The summer months bring additional work to my daily round of tasks, yet I really do not mind because this extra work involves the garden. But at the end of a long day, it can be tiresome to stoop, digging and pulling at stubborn weeds and overgrown beds. Yet if I pay attention to the plants instead of my sore knees and back, I begin to appreciate the beauty and fruits of growth and this causes me to think about all kinds of growth, including my prayer life.
Working in the garden I repeatedly encounter the unwanted growth of weeds, and it is always the same kinds of weeds, with their vigorously invasive habits. My thoughts can be like the weeds, taking up space and energy, infiltrating my prayer in unwanted ways.
For those who love flowers, weeding is a necessary though tedious task. I often wonder why I bother to do the work of weeding, but when I see the results and how the bees and butterflies delight in the flowers, I am encouraged to continue my efforts. Stepping back to gaze over the bed, it is rewarding to see how the plants thrive and can put forth their best and I am glad to be a part of that process. Dealing with my tangled thoughts is a necessary process too if I hope for my prayer to have room to flourish.
In chapter 18, the Order of the Psalmody, Benedict pays great attention to the detailed instructions for the arrangement of prayer, especially the psalter woven into the day and week. I remember the first time I read this chapter; the details were overwhelming! Then I realized that the repetition would act like the formation of a well-worn garden path: The psalms would become ingrained in one’s heart and mind, over time, becoming unforgettable.
Sister Joan Chittister’s commentary on chapter 18 appeals to me, when she says of the structure of the daily office that the psalms “repeat the same messages over and over. Over and over, every day of (our) lives…the same message: God delivers us, God is our refuge, God will save us from those who seek to destroy us, God will bring us home.” The words of the psalms work their way into us as we pray them, over and over, day by day, and they leave little room for the weeds of discouragement and doubt.
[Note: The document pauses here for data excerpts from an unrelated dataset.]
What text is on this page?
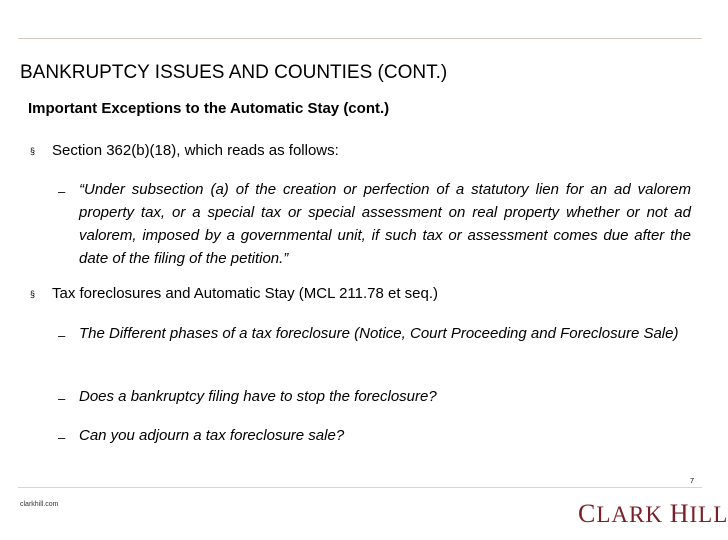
BANKRUPTCY ISSUES AND COUNTIES (CONT.)
Important Exceptions to the Automatic Stay (cont.)
§ Section 362(b)(18), which reads as follows:
– “Under subsection (a) of the creation or perfection of a statutory lien for an ad valorem property tax, or a special tax or special assessment on real property whether or not ad valorem, imposed by a governmental unit, if such tax or assessment comes due after the date of the filing of the petition.”
§ Tax foreclosures and Automatic Stay (MCL 211.78 et seq.)
– The Different phases of a tax foreclosure (Notice, Court Proceeding and Foreclosure Sale)
– Does a bankruptcy filing have to stop the foreclosure?
– Can you adjourn a tax foreclosure sale?
7
clarkhill.com	CLARK HILL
The task that is tedious, of returning again and again to the same motion of digging down deep to remove and make room, becomes the activity that grounds us in something outside of ourselves. Over and over again is the way, day by day, week by week, year by year, we find ourselves changed into the Word we have absorbed in praying the psalms. At first what seems like tireless diligence, and the endless repetition of ordinary words becomes the wearing away of ourselves to make room for something greater to grow, something that will only bloom beautifully with faith-filled care.